Feedback? To sit quietly and receive with grace the opinions and advice of others on your work. Now that is quite frightening! How do I sit there with acceptance and not take the feedback personal? I guess that is the ego speaking… always wanting to do things ‘right’. As I submitted my audio for my Unite 1 draft sharing my story–a story of my truth and vulnerability. I was in doubt of myself thinking that I did my draft incorrectly, I am sharing too much, to thinking my class is not going to like what I shared. Many comments racing through my mind, especially as I have watched my cohorts drafts already, and truly inspired. We went from one classmate to the other, listening to everyone share their feedback on each others’ project. It was my turn. As Marsha asks the students “anyone have feedback on Lauryn’s first draft?”. Of course, even a second of silence seems an eternity, does silence mean my project was not liked? Then I see the hands raising. The positive feedback that I received was that my use of words in my audio was poetic and that they enjoyed to listen to it. That I represented through my journey–curiosity and place–while also revealing the sense of being ‘lost and found’. Phew… that was not so bad. But of course, I needed feedback in ways to make my project better, and that was to ‘think of the bigger picture’ one student mentioned, in regard to systems thinking. Thankful for that feedback, as that helped me to revise my draft and edit parts that need to be edited.
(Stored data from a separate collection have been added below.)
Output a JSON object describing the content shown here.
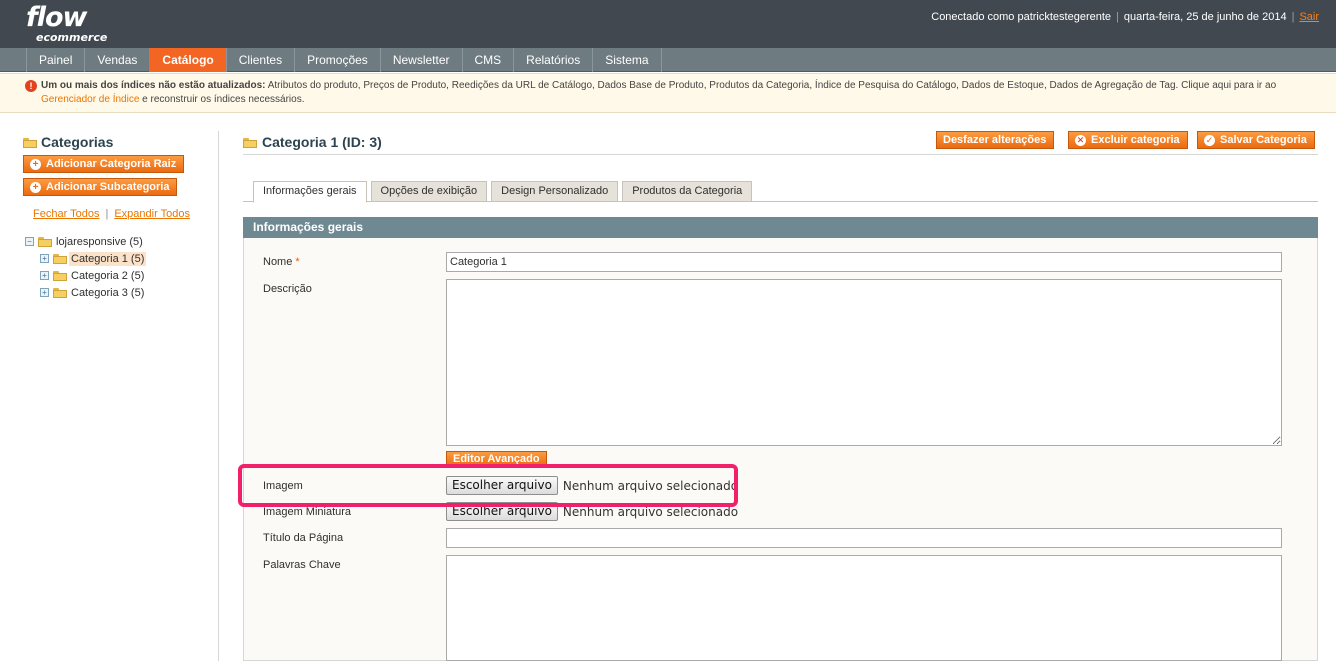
{
  "app": {
    "logo_main": "flow",
    "logo_sub": "ecommerce"
  },
  "header": {
    "user_text": "Conectado como patricktestegerente",
    "date_text": "quarta-feira, 25 de junho de 2014",
    "logout_label": "Sair"
  },
  "nav": {
    "items": [
      "Painel",
      "Vendas",
      "Catálogo",
      "Clientes",
      "Promoções",
      "Newsletter",
      "CMS",
      "Relatórios",
      "Sistema"
    ],
    "active": "Catálogo"
  },
  "notice": {
    "bold_text": "Um ou mais dos índices não estão atualizados:",
    "text_before_link": " Atributos do produto, Preços de Produto, Reedições da URL de Catálogo, Dados Base de Produto, Produtos da Categoria, Índice de Pesquisa do Catálogo, Dados de Estoque, Dados de Agregação de Tag. Clique aqui para ir ao ",
    "link_text": "Gerenciador de Índice",
    "text_after_link": " e reconstruir os índices necessários."
  },
  "sidebar": {
    "title": "Categorias",
    "add_root_label": "Adicionar Categoria Raiz",
    "add_sub_label": "Adicionar Subcategoria",
    "collapse_all": "Fechar Todos",
    "expand_all": "Expandir Todos",
    "tree": {
      "root": "lojaresponsive (5)",
      "children": [
        "Categoria 1 (5)",
        "Categoria 2 (5)",
        "Categoria 3 (5)"
      ],
      "selected": "Categoria 1 (5)"
    }
  },
  "main": {
    "title": "Categoria 1 (ID: 3)",
    "actions": {
      "reset": "Desfazer alterações",
      "delete": "Excluir categoria",
      "save": "Salvar Categoria"
    },
    "tabs": [
      "Informações gerais",
      "Opções de exibição",
      "Design Personalizado",
      "Produtos da Categoria"
    ],
    "active_tab": "Informações gerais",
    "section_title": "Informações gerais",
    "form": {
      "name_label": "Nome",
      "name_required": "*",
      "name_value": "Categoria 1",
      "description_label": "Descrição",
      "description_value": "",
      "editor_button": "Editor Avançado",
      "image_label": "Imagem",
      "thumbnail_label": "Imagem Miniatura",
      "file_button": "Escolher arquivo",
      "no_file_text": "Nenhum arquivo selecionado",
      "page_title_label": "Título da Página",
      "page_title_value": "",
      "keywords_label": "Palavras Chave",
      "keywords_value": ""
    }
  },
  "colors": {
    "accent": "#f26522",
    "header_bg": "#424850",
    "nav_bg": "#6e7b80",
    "section_head": "#6f8992",
    "highlight": "#f0206a"
  }
}
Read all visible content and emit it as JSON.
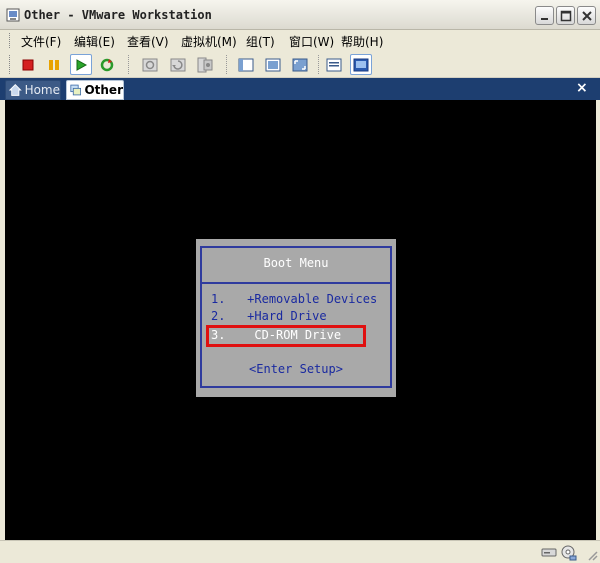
{
  "window": {
    "title": "Other - VMware Workstation"
  },
  "menu": [
    {
      "label": "文件(F)"
    },
    {
      "label": "编辑(E)"
    },
    {
      "label": "查看(V)"
    },
    {
      "label": "虚拟机(M)"
    },
    {
      "label": "组(T)"
    },
    {
      "label": "窗口(W)"
    },
    {
      "label": "帮助(H)"
    }
  ],
  "toolbar": {
    "icons": [
      "stop-icon",
      "pause-icon",
      "play-icon",
      "reset-icon",
      "snapshot-icon",
      "revert-snapshot-icon",
      "snapshot-manager-icon",
      "normal-view-icon",
      "quick-switch-icon",
      "fullscreen-icon",
      "summary-view-icon",
      "console-view-icon"
    ]
  },
  "tabs": [
    {
      "label": "Home",
      "icon": "home-icon"
    },
    {
      "label": "Other",
      "icon": "vm-icon"
    }
  ],
  "close_tab": "×",
  "boot_menu": {
    "title": "Boot Menu",
    "options": [
      {
        "number": "1.",
        "label": "+Removable Devices",
        "selected": false
      },
      {
        "number": "2.",
        "label": "+Hard Drive",
        "selected": false
      },
      {
        "number": "3.",
        "label": "CD-ROM Drive",
        "selected": true
      }
    ],
    "enter_setup": "<Enter Setup>"
  },
  "colors": {
    "tab_strip": "#1d3e70",
    "boot_bg": "#a9a9a9",
    "boot_text": "#1a2aa0",
    "highlight": "#e01010"
  }
}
“Feedback is a free education to excellence. Seek it with sincerity and receive it with grace.” – Anne Marie Houghtailing
This first round of feedback for my first project is giving me the opportunity to sit with being uncomfortable, and that discomfort brings growth. Growth not only from others’ inputs for a project, but growth providing life lessons. This exercise allows me to be more open in the world and receive, even if it is not something I want to hear but it is for my greater good. I tend to be very sensitive, and learning to not take things too personal. I left this feedback session really reflecting on my project, and was able to focus on other dynamics that were expected. The positive feedback helped me to trust in myself, that I have the capability of doing this work and that I have something to offer in the course. I want to turn this fear into motivation to learn from my fellow cohorts, and to take this with me as I move through this world.